Monday, July 30, 2007
History vs. narrative -- Enough with the textbooks, already
Gaby Herman, the chairman of the history department at Hebrew University, wrote a very good op-ed in today's Hebrew Haaretz, which has yet to be translated into English. Maybe it won't be. I may be paranoid, but I have noticed that the English online Haaretz is more to the right of the Hebrew one. Anyway, this is not a left/right issue; this is much deeper than that
Herman was reacting to the news item earlier this week that Israeli Palestinian history textbooks will include references to the Nakbah, and will present the Palestinian version-- or what is called "narrative" -- to 1948, but that the Israeli Jewish textbooks (albeit for a younger age-group) will not.
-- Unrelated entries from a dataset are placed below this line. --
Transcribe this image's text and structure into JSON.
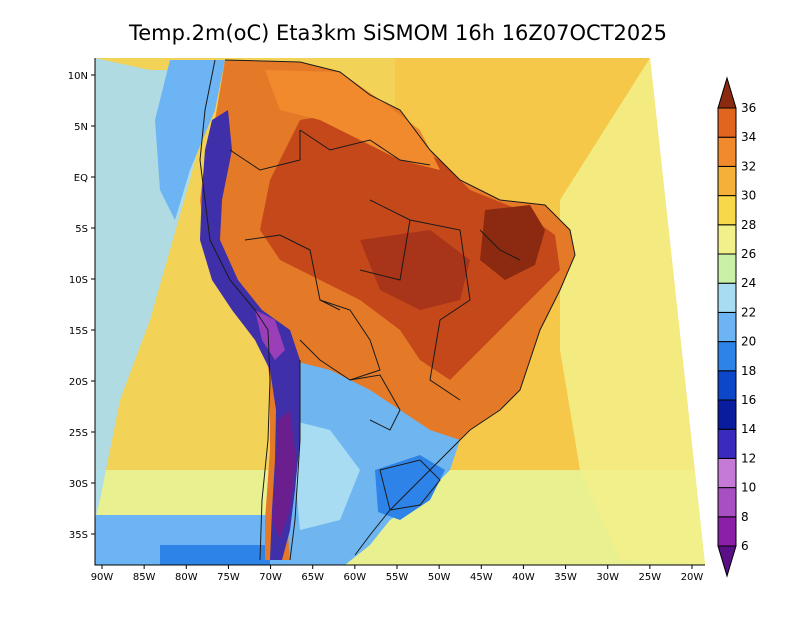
{
  "title": "Temp.2m(oC) Eta3km SiSMOM 16h 16Z07OCT2025",
  "axes": {
    "lon_labels": [
      "90W",
      "85W",
      "80W",
      "75W",
      "70W",
      "65W",
      "60W",
      "55W",
      "50W",
      "45W",
      "40W",
      "35W",
      "30W",
      "25W",
      "20W"
    ],
    "lat_labels": [
      "10N",
      "5N",
      "EQ",
      "5S",
      "10S",
      "15S",
      "20S",
      "25S",
      "30S",
      "35S"
    ]
  },
  "colorbar": {
    "levels": [
      "6",
      "8",
      "10",
      "12",
      "14",
      "16",
      "18",
      "20",
      "22",
      "24",
      "26",
      "28",
      "30",
      "32",
      "34",
      "36"
    ],
    "colors": [
      "#5a0f86",
      "#8b1fa6",
      "#a94fc4",
      "#c67ad8",
      "#3a2bbf",
      "#0a1c9e",
      "#0d47c9",
      "#2e83e8",
      "#6cb4f3",
      "#a8dcf2",
      "#c8f0a6",
      "#f2f08a",
      "#f7d84a",
      "#f5b03a",
      "#f08a2c",
      "#e0651f",
      "#c4481a",
      "#8b2a10"
    ]
  },
  "regions": [
    {
      "name": "ocean-pacific",
      "color": "#f2d257"
    },
    {
      "name": "ocean-atlantic",
      "color": "#f5c84a"
    },
    {
      "name": "north-warm",
      "color": "#e47a28"
    },
    {
      "name": "amazon-core",
      "color": "#c5501d"
    },
    {
      "name": "south-cool",
      "color": "#6fb6f1"
    },
    {
      "name": "andes-cold",
      "color": "#3f2fa8"
    }
  ]
}
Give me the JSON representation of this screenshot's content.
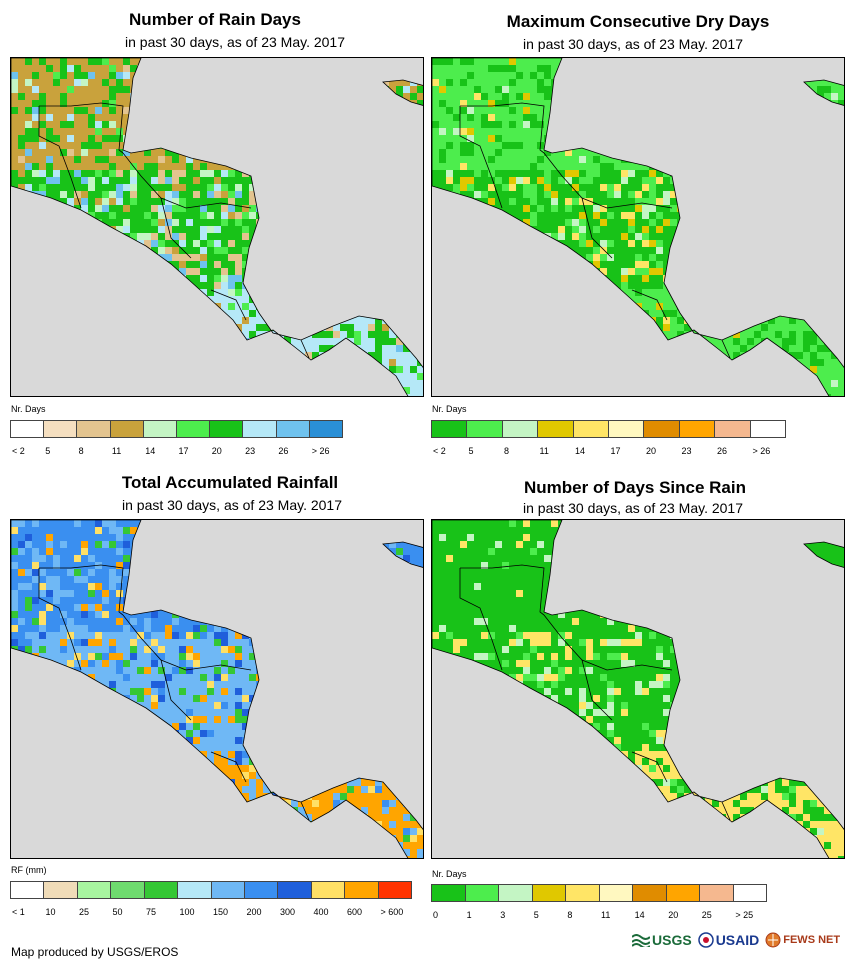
{
  "panels": [
    {
      "title": "Number of Rain Days",
      "subtitle": "in past 30 days, as of 23 May. 2017",
      "legend_title": "Nr. Days",
      "legend_colors": [
        "#ffffff",
        "#f5dfc0",
        "#e3c48f",
        "#c9a23c",
        "#c4f5c4",
        "#4ded4d",
        "#18c218",
        "#b5e8f7",
        "#6fc2ee",
        "#2a8fd6"
      ],
      "legend_ticks": [
        "< 2",
        "5",
        "8",
        "11",
        "14",
        "17",
        "20",
        "23",
        "26",
        "> 26"
      ],
      "land_palette": [
        "#c9a23c",
        "#e3c48f",
        "#18c218",
        "#4ded4d",
        "#c4f5c4",
        "#6fc2ee",
        "#b5e8f7"
      ]
    },
    {
      "title": "Maximum Consecutive Dry Days",
      "subtitle": "in past 30 days, as of 23 May. 2017",
      "legend_title": "Nr. Days",
      "legend_colors": [
        "#18c218",
        "#4ded4d",
        "#c4f5c4",
        "#e0c800",
        "#ffe566",
        "#fff8c0",
        "#e08c00",
        "#ffa500",
        "#f5b88f",
        "#ffffff"
      ],
      "legend_ticks": [
        "< 2",
        "5",
        "8",
        "11",
        "14",
        "17",
        "20",
        "23",
        "26",
        "> 26"
      ],
      "land_palette": [
        "#4ded4d",
        "#c4f5c4",
        "#18c218",
        "#e0c800",
        "#ffe566",
        "#4ded4d"
      ]
    },
    {
      "title": "Total Accumulated Rainfall",
      "subtitle": "in past 30 days, as of 23 May. 2017",
      "legend_title": "RF (mm)",
      "legend_colors": [
        "#ffffff",
        "#f0dcb8",
        "#a8f5a0",
        "#6fdb6f",
        "#35c735",
        "#b5e8f7",
        "#6fb8f5",
        "#3a8ff0",
        "#1f5fdb",
        "#ffe066",
        "#ffa500",
        "#ff3300"
      ],
      "legend_ticks": [
        "< 1",
        "10",
        "25",
        "50",
        "75",
        "100",
        "150",
        "200",
        "300",
        "400",
        "600",
        "> 600"
      ],
      "land_palette": [
        "#3a8ff0",
        "#1f5fdb",
        "#6fb8f5",
        "#35c735",
        "#ffe066",
        "#ffa500"
      ]
    },
    {
      "title": "Number of Days Since Rain",
      "subtitle": "in past 30 days, as of 23 May. 2017",
      "legend_title": "Nr. Days",
      "legend_colors": [
        "#18c218",
        "#4ded4d",
        "#c4f5c4",
        "#e0c800",
        "#ffe566",
        "#fff8c0",
        "#e08c00",
        "#ffa500",
        "#f5b88f",
        "#ffffff"
      ],
      "legend_ticks": [
        "0",
        "1",
        "3",
        "5",
        "8",
        "11",
        "14",
        "20",
        "25",
        "> 25"
      ],
      "land_palette": [
        "#18c218",
        "#4ded4d",
        "#18c218",
        "#c4f5c4",
        "#ffe566"
      ]
    }
  ],
  "footer": "Map produced by USGS/EROS",
  "logos": {
    "usgs": "USGS",
    "usaid": "USAID",
    "fewsnet": "FEWS NET"
  }
}
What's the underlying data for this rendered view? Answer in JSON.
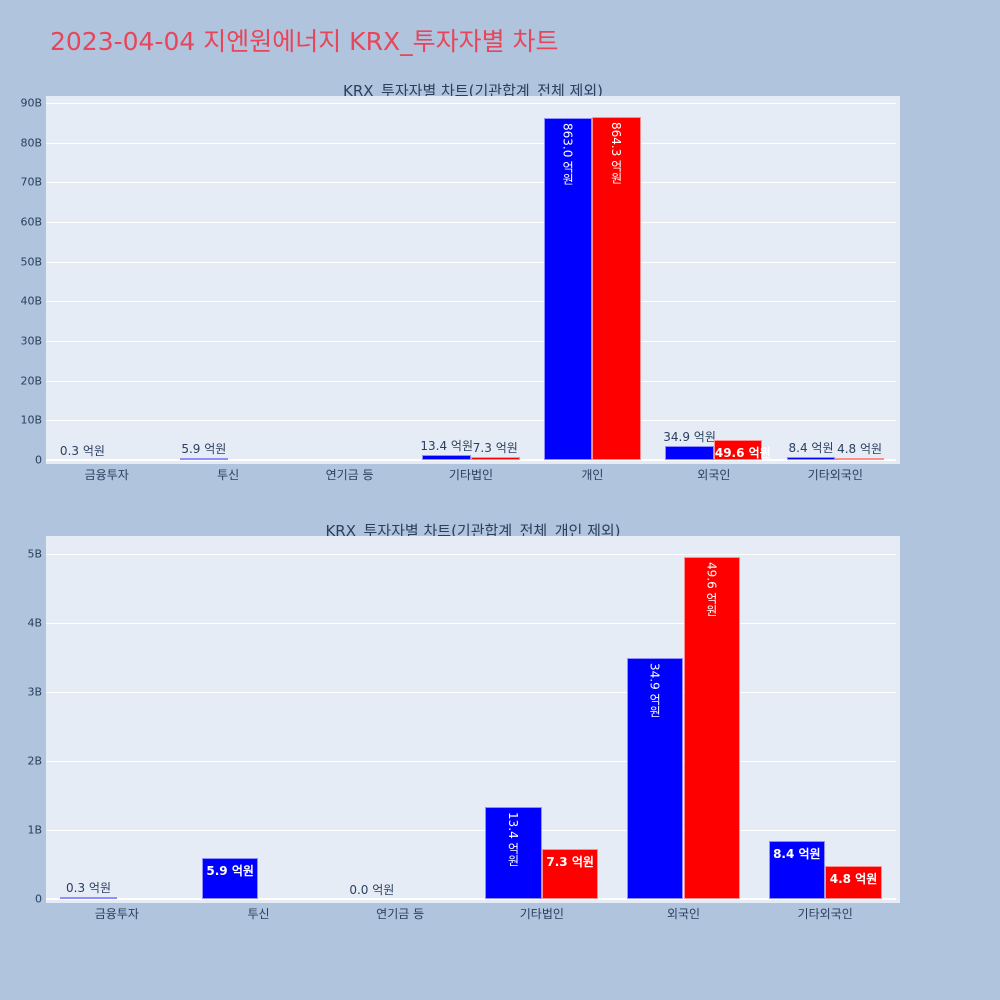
{
  "title": "2023-04-04 지엔원에너지 KRX_투자자별 차트",
  "colors": {
    "background": "#b0c4de",
    "plot_bg": "#e5ecf6",
    "title": "#e8455a",
    "buy": "#0000ff",
    "sell": "#ff0000"
  },
  "charts": [
    {
      "title": "KRX_투자자별 차트(기관합계_전체 제외)",
      "yticks": [
        "0",
        "10B",
        "20B",
        "30B",
        "40B",
        "50B",
        "60B",
        "70B",
        "80B",
        "90B"
      ],
      "categories": [
        "금융투자",
        "투신",
        "연기금 등",
        "기타법인",
        "개인",
        "외국인",
        "기타외국인"
      ],
      "labels": {
        "blue": [
          "0.3 억원",
          "5.9 억원",
          "",
          "13.4 억원",
          "863.0 억원",
          "34.9 억원",
          "8.4 억원"
        ],
        "red": [
          "",
          "",
          "",
          "7.3 억원",
          "864.3 억원",
          "49.6 억원",
          "4.8 억원"
        ]
      }
    },
    {
      "title": "KRX_투자자별 차트(기관합계_전체_개인 제외)",
      "yticks": [
        "0",
        "1B",
        "2B",
        "3B",
        "4B",
        "5B"
      ],
      "categories": [
        "금융투자",
        "투신",
        "연기금 등",
        "기타법인",
        "외국인",
        "기타외국인"
      ],
      "labels": {
        "blue": [
          "0.3 억원",
          "5.9 억원",
          "0.0 억원",
          "13.4 억원",
          "34.9 억원",
          "8.4 억원"
        ],
        "red": [
          "",
          "",
          "",
          "7.3 억원",
          "49.6 억원",
          "4.8 억원"
        ]
      }
    }
  ],
  "chart_data": [
    {
      "type": "bar",
      "title": "KRX_투자자별 차트(기관합계_전체 제외)",
      "categories": [
        "금융투자",
        "투신",
        "연기금 등",
        "기타법인",
        "개인",
        "외국인",
        "기타외국인"
      ],
      "series": [
        {
          "name": "blue",
          "color": "#0000ff",
          "values": [
            0.03,
            0.59,
            0,
            1.34,
            86.3,
            3.49,
            0.84
          ]
        },
        {
          "name": "red",
          "color": "#ff0000",
          "values": [
            0,
            0,
            0,
            0.73,
            86.43,
            4.96,
            0.48
          ]
        }
      ],
      "unit": "B (billion KRW)",
      "ylim": [
        0,
        90
      ],
      "yticks": [
        "0",
        "10B",
        "20B",
        "30B",
        "40B",
        "50B",
        "60B",
        "70B",
        "80B",
        "90B"
      ],
      "grid": true,
      "legend": false
    },
    {
      "type": "bar",
      "title": "KRX_투자자별 차트(기관합계_전체_개인 제외)",
      "categories": [
        "금융투자",
        "투신",
        "연기금 등",
        "기타법인",
        "외국인",
        "기타외국인"
      ],
      "series": [
        {
          "name": "blue",
          "color": "#0000ff",
          "values": [
            0.03,
            0.59,
            0.0,
            1.34,
            3.49,
            0.84
          ]
        },
        {
          "name": "red",
          "color": "#ff0000",
          "values": [
            0,
            0,
            0,
            0.73,
            4.96,
            0.48
          ]
        }
      ],
      "unit": "B (billion KRW)",
      "ylim": [
        0,
        5.2
      ],
      "yticks": [
        "0",
        "1B",
        "2B",
        "3B",
        "4B",
        "5B"
      ],
      "grid": true,
      "legend": false
    }
  ]
}
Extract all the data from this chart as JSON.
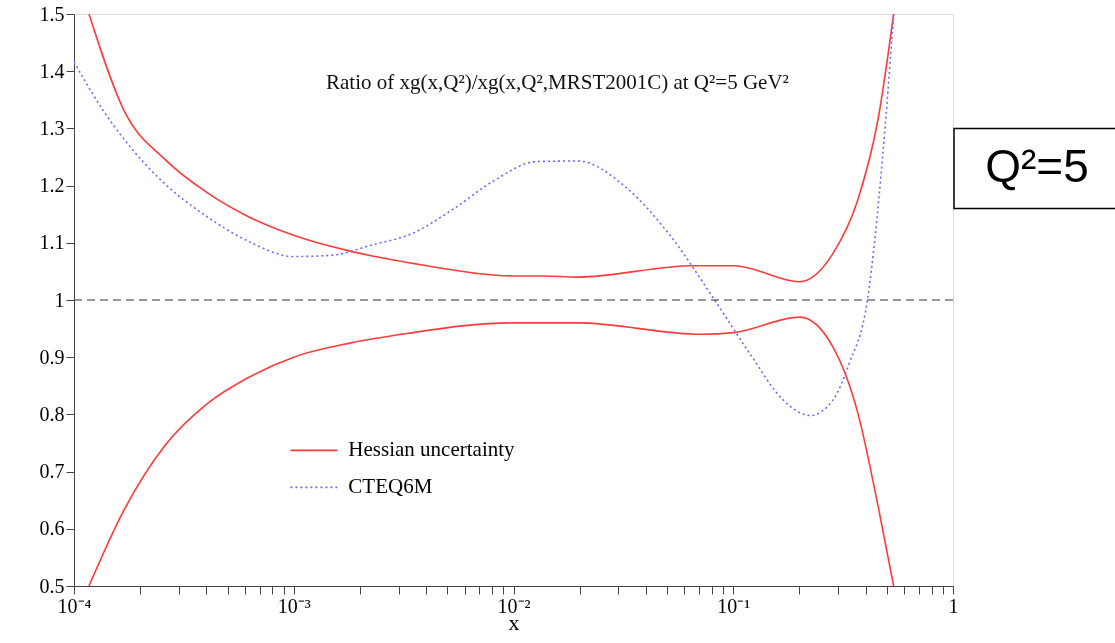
{
  "chart_data": {
    "type": "line",
    "title": "Ratio of xg(x,Q²)/xg(x,Q²,MRST2001C) at Q²=5 GeV²",
    "xlabel": "x",
    "log": "x",
    "xlim": [
      0.0001,
      1
    ],
    "ylim": [
      0.5,
      1.5
    ],
    "xticks": [
      {
        "value": 0.0001,
        "label": "10⁻⁴"
      },
      {
        "value": 0.0002,
        "label": null
      },
      {
        "value": 0.0003,
        "label": null
      },
      {
        "value": 0.0004,
        "label": null
      },
      {
        "value": 0.0005,
        "label": null
      },
      {
        "value": 0.0006,
        "label": null
      },
      {
        "value": 0.0007,
        "label": null
      },
      {
        "value": 0.0008,
        "label": null
      },
      {
        "value": 0.0009,
        "label": null
      },
      {
        "value": 0.001,
        "label": "10⁻³"
      },
      {
        "value": 0.002,
        "label": null
      },
      {
        "value": 0.003,
        "label": null
      },
      {
        "value": 0.004,
        "label": null
      },
      {
        "value": 0.005,
        "label": null
      },
      {
        "value": 0.006,
        "label": null
      },
      {
        "value": 0.007,
        "label": null
      },
      {
        "value": 0.008,
        "label": null
      },
      {
        "value": 0.009,
        "label": null
      },
      {
        "value": 0.01,
        "label": "10⁻²"
      },
      {
        "value": 0.02,
        "label": null
      },
      {
        "value": 0.03,
        "label": null
      },
      {
        "value": 0.04,
        "label": null
      },
      {
        "value": 0.05,
        "label": null
      },
      {
        "value": 0.06,
        "label": null
      },
      {
        "value": 0.07,
        "label": null
      },
      {
        "value": 0.08,
        "label": null
      },
      {
        "value": 0.09,
        "label": null
      },
      {
        "value": 0.1,
        "label": "10⁻¹"
      },
      {
        "value": 0.2,
        "label": null
      },
      {
        "value": 0.3,
        "label": null
      },
      {
        "value": 0.4,
        "label": null
      },
      {
        "value": 0.5,
        "label": null
      },
      {
        "value": 0.6,
        "label": null
      },
      {
        "value": 0.7,
        "label": null
      },
      {
        "value": 0.8,
        "label": null
      },
      {
        "value": 0.9,
        "label": null
      },
      1
    ],
    "yticks": [
      0.5,
      0.6,
      0.7,
      0.8,
      0.9,
      1,
      1.1,
      1.2,
      1.3,
      1.4,
      1.5
    ],
    "grid": false,
    "legend": "bottom left",
    "marker": "none",
    "ref_lines": [
      {
        "axis": "y",
        "value": 1,
        "color": "#333333",
        "line_style": "dashed"
      }
    ],
    "annotations": [
      "Q²=5"
    ],
    "series": [
      {
        "name": "Hessian uncertainty",
        "color": "#ff3b3b",
        "line_style": "solid",
        "x": [
          0.000117,
          0.000169,
          0.000261,
          0.000402,
          0.000619,
          0.001,
          0.00182,
          0.00349,
          0.00667,
          0.01,
          0.0139,
          0.0196,
          0.0655,
          0.101,
          0.201,
          0.284,
          0.368,
          0.456,
          0.537
        ],
        "values": [
          1.5,
          1.331,
          1.245,
          1.188,
          1.146,
          1.113,
          1.085,
          1.064,
          1.047,
          1.042,
          1.042,
          1.04,
          1.06,
          1.06,
          1.032,
          1.081,
          1.174,
          1.316,
          1.5
        ]
      },
      {
        "color": "#ff3b3b",
        "line_style": "solid",
        "x": [
          0.000117,
          0.000169,
          0.000261,
          0.000402,
          0.000619,
          0.001,
          0.00182,
          0.00349,
          0.00667,
          0.01,
          0.0139,
          0.0196,
          0.0714,
          0.101,
          0.201,
          0.284,
          0.368,
          0.456,
          0.537
        ],
        "values": [
          0.5,
          0.633,
          0.747,
          0.818,
          0.864,
          0.9,
          0.925,
          0.943,
          0.957,
          0.96,
          0.96,
          0.96,
          0.94,
          0.943,
          0.97,
          0.918,
          0.804,
          0.64,
          0.5
        ]
      },
      {
        "name": "CTEQ6M",
        "color": "#6a6aff",
        "line_style": "dotted",
        "x": [
          0.0001,
          0.000136,
          0.000169,
          0.000261,
          0.000402,
          0.000619,
          0.001,
          0.00147,
          0.00226,
          0.00349,
          0.00537,
          0.00826,
          0.0127,
          0.0196,
          0.0329,
          0.0506,
          0.0813,
          0.12,
          0.169,
          0.224,
          0.284,
          0.337,
          0.409,
          0.477,
          0.537
        ],
        "values": [
          1.416,
          1.331,
          1.281,
          1.202,
          1.146,
          1.103,
          1.076,
          1.078,
          1.096,
          1.117,
          1.16,
          1.21,
          1.242,
          1.243,
          1.195,
          1.117,
          1.003,
          0.904,
          0.825,
          0.798,
          0.825,
          0.889,
          1.003,
          1.245,
          1.5
        ]
      }
    ]
  }
}
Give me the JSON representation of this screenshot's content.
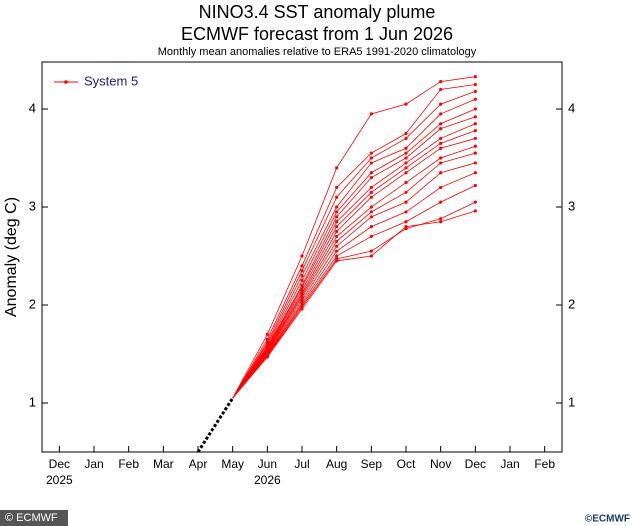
{
  "chart_data": {
    "type": "line",
    "title": "NINO3.4 SST anomaly plume",
    "subtitle": "ECMWF forecast from 1 Jun 2026",
    "note": "Monthly mean anomalies relative to ERA5 1991-2020 climatology",
    "y_label": "Anomaly (deg C)",
    "categories": [
      "Dec",
      "Jan",
      "Feb",
      "Mar",
      "Apr",
      "May",
      "Jun",
      "Jul",
      "Aug",
      "Sep",
      "Oct",
      "Nov",
      "Dec",
      "Jan",
      "Feb"
    ],
    "years": [
      "2025",
      null,
      null,
      null,
      null,
      null,
      "2026",
      null,
      null,
      null,
      null,
      null,
      null,
      null,
      null
    ],
    "ylim": [
      0.5,
      4.48
    ],
    "yticks": [
      1,
      2,
      3,
      4
    ],
    "legend": "top-left",
    "observed": {
      "color": "#000000",
      "values": [
        null,
        null,
        null,
        null,
        0.5,
        1.05,
        null,
        null,
        null,
        null,
        null,
        null,
        null,
        null,
        null
      ]
    },
    "series": [
      {
        "name": "System 5",
        "color": "#ff0000",
        "members": [
          {
            "values": [
              null,
              null,
              null,
              null,
              null,
              1.05,
              1.7,
              2.5,
              3.4,
              3.95,
              4.05,
              4.28,
              4.33,
              null,
              null
            ]
          },
          {
            "values": [
              null,
              null,
              null,
              null,
              null,
              1.05,
              1.65,
              2.4,
              3.2,
              3.55,
              3.75,
              4.2,
              4.25,
              null,
              null
            ]
          },
          {
            "values": [
              null,
              null,
              null,
              null,
              null,
              1.05,
              1.62,
              2.35,
              3.1,
              3.5,
              3.7,
              4.05,
              4.18,
              null,
              null
            ]
          },
          {
            "values": [
              null,
              null,
              null,
              null,
              null,
              1.05,
              1.6,
              2.3,
              3.0,
              3.45,
              3.6,
              3.95,
              4.1,
              null,
              null
            ]
          },
          {
            "values": [
              null,
              null,
              null,
              null,
              null,
              1.05,
              1.58,
              2.25,
              2.95,
              3.35,
              3.55,
              3.85,
              4.0,
              null,
              null
            ]
          },
          {
            "values": [
              null,
              null,
              null,
              null,
              null,
              1.05,
              1.57,
              2.2,
              2.9,
              3.3,
              3.5,
              3.8,
              3.92,
              null,
              null
            ]
          },
          {
            "values": [
              null,
              null,
              null,
              null,
              null,
              1.05,
              1.56,
              2.18,
              2.85,
              3.2,
              3.45,
              3.7,
              3.85,
              null,
              null
            ]
          },
          {
            "values": [
              null,
              null,
              null,
              null,
              null,
              1.05,
              1.55,
              2.15,
              2.8,
              3.15,
              3.4,
              3.65,
              3.78,
              null,
              null
            ]
          },
          {
            "values": [
              null,
              null,
              null,
              null,
              null,
              1.05,
              1.54,
              2.12,
              2.75,
              3.1,
              3.35,
              3.6,
              3.7,
              null,
              null
            ]
          },
          {
            "values": [
              null,
              null,
              null,
              null,
              null,
              1.05,
              1.53,
              2.1,
              2.7,
              3.0,
              3.25,
              3.5,
              3.62,
              null,
              null
            ]
          },
          {
            "values": [
              null,
              null,
              null,
              null,
              null,
              1.05,
              1.52,
              2.08,
              2.65,
              2.95,
              3.15,
              3.45,
              3.55,
              null,
              null
            ]
          },
          {
            "values": [
              null,
              null,
              null,
              null,
              null,
              1.05,
              1.51,
              2.05,
              2.6,
              2.9,
              3.05,
              3.35,
              3.45,
              null,
              null
            ]
          },
          {
            "values": [
              null,
              null,
              null,
              null,
              null,
              1.05,
              1.5,
              2.02,
              2.55,
              2.8,
              2.95,
              3.2,
              3.35,
              null,
              null
            ]
          },
          {
            "values": [
              null,
              null,
              null,
              null,
              null,
              1.05,
              1.49,
              2.0,
              2.5,
              2.7,
              2.85,
              3.05,
              3.22,
              null,
              null
            ]
          },
          {
            "values": [
              null,
              null,
              null,
              null,
              null,
              1.05,
              1.48,
              1.98,
              2.47,
              2.55,
              2.78,
              2.88,
              3.05,
              null,
              null
            ]
          },
          {
            "values": [
              null,
              null,
              null,
              null,
              null,
              1.05,
              1.47,
              1.96,
              2.45,
              2.5,
              2.8,
              2.85,
              2.96,
              null,
              null
            ]
          }
        ]
      }
    ],
    "credit_left": "© ECMWF",
    "credit_right": "©ECMWF"
  }
}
Herman doesn't like this talk of narrative, Israeli Jewish or Palestinian. He doesn't believe that history and narrative are the same thing -- none of that postmodern crapola for him. His proposal is as follows:
הציגו היסטוריה אחת ויחידה של אירועי 1948, שהיא תוצאה של מחקר מעמיק ומקיף, ושהגיעה להבנה הטובה ביותר האפשרית של אירועי העבר ושל מניעי הנפשות הפועלות על סמך העדויות והמסמכים למיניהם, ותקבלו את המסקנות העולות ממנה. לא ניתן להגיע לאובייקטיוויות מוחלטת בתיאור מאורעות, אך אין זה אומר שיש להרים ידיים ולוותר על כל שאיפה לה.
"Present one and only one history of the events of 1948, which is the result of indepth and comprehensive research, and which gets to the possible understanding of the events of the past, and the motivations of the players according to tesimonies and documents of all sorts -- and accept the results that emerge from them. One cannot receive absolute objectivity in describing the events, but that doesn't allow us to throw up our hands and to give up our desires for it."
I am completely in sympathy with Herman. But it is not so simple. Israelis and Palestinian historians have tried very hard to come up with a one-size fits all history, and they have failed. The problems is not one of competing narratives, but of competing histories. Once one tries to provide explanation -- and what history does not? -- all sorts of issues arise. And performing a balancing act of the histories, rather than respecting both histories, creates a third history. At best one can have a single history with a lot of "he said/she saids."
As I said, Herman is on to something. But in a country where the history of events that occurred (or didn't) two or three thousand years ago is extremly controversial and politically-charged, the idea of writing up 1948 in an agreed-upon and uncontroversial manner is a nice fantasy.